新型コロナ対応の現場に“和み”を 医療従事者に似顔絵贈るイラストレーター
「いつか自分も……」 不安を抱える医師
2020年5月、村岡さんに別の病院から似顔絵セラピーの依頼が来た。その病院には、“ある不安”を抱える医師がいた。東京都立多摩総合医療センターに勤める岩浪悟医師だ。 「いつ自分がかかっちゃうのか、という不安がある。それを家族にうつしてしまったら。その家族が(知らないうちにウイルスを)どこかに持って行ってしまったら。それを考えると、家族と離れた方が良いのか……」 新型コロナと闘いながらも自らの感染、身内への二次感染に悩む胸の内があった。 葛藤の末、岩浪医師は、家族と離れて暮らすことを決心。いまは、スマホに入っている、妻と2人の子どもと一緒に写った家族写真を支えに、感染者の対応に注力しているという。 そんな岩浪医師とパソコン画面越しに向き合った村岡さんが、いつものように聞く。 「家族と会ったら何をしたいですか?」 「うちの子がサッカーを好きなので、外でボールを蹴りたいですね」。岩浪医師の返答を受け、村岡さんのイメージが一気に固まった。

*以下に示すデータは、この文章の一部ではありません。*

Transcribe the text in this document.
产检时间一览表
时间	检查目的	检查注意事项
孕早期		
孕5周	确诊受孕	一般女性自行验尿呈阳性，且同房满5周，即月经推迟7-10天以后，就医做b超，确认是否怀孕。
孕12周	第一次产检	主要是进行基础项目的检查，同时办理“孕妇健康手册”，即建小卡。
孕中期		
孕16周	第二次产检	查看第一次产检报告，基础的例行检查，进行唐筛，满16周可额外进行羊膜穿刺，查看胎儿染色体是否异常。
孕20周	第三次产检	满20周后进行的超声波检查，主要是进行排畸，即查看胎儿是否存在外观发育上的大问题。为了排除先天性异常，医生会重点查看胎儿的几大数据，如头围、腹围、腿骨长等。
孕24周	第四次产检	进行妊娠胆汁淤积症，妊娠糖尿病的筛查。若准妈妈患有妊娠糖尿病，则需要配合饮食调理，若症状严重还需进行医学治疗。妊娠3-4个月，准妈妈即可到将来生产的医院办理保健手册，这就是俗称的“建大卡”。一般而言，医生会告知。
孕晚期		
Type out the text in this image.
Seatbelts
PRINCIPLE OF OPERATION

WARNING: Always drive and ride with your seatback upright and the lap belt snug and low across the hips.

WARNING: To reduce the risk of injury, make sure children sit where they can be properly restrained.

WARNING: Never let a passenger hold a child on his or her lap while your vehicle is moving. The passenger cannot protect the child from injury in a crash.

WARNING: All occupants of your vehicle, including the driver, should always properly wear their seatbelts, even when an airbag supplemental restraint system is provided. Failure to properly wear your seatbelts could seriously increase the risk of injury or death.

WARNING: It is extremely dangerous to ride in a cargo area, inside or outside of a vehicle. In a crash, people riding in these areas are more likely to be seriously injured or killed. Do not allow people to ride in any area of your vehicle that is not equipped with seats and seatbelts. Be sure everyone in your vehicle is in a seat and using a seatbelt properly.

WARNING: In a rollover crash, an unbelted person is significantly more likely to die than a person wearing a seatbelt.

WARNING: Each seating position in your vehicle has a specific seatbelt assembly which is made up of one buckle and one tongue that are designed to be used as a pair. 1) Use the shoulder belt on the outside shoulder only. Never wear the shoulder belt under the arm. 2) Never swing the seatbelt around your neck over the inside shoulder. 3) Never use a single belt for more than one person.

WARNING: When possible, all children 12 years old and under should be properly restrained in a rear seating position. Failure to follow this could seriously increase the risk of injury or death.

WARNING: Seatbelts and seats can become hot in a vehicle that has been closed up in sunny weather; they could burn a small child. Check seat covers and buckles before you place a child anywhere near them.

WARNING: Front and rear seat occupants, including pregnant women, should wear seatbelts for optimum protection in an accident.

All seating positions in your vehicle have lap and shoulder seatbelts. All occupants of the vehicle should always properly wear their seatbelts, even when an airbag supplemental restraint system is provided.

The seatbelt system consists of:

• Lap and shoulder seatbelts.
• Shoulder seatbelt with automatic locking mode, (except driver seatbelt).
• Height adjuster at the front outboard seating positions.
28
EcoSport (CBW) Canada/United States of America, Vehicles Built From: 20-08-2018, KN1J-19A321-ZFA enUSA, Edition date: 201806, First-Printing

1週間後、村岡さんが描いた絵が岩浪医師のもとへ届けられた。 その似顔絵には、笑顔で家族と一緒に過ごしている岩浪医師の姿が収まっていた。そして、岩浪医師の足元には、子どもが大好きなサッカーボールが――。 似顔絵を見た岩浪医師は「嬉しいですね。こんな感じで幸せに過ごせたら……」 その顔には絵と同様の笑顔が浮かんでいた。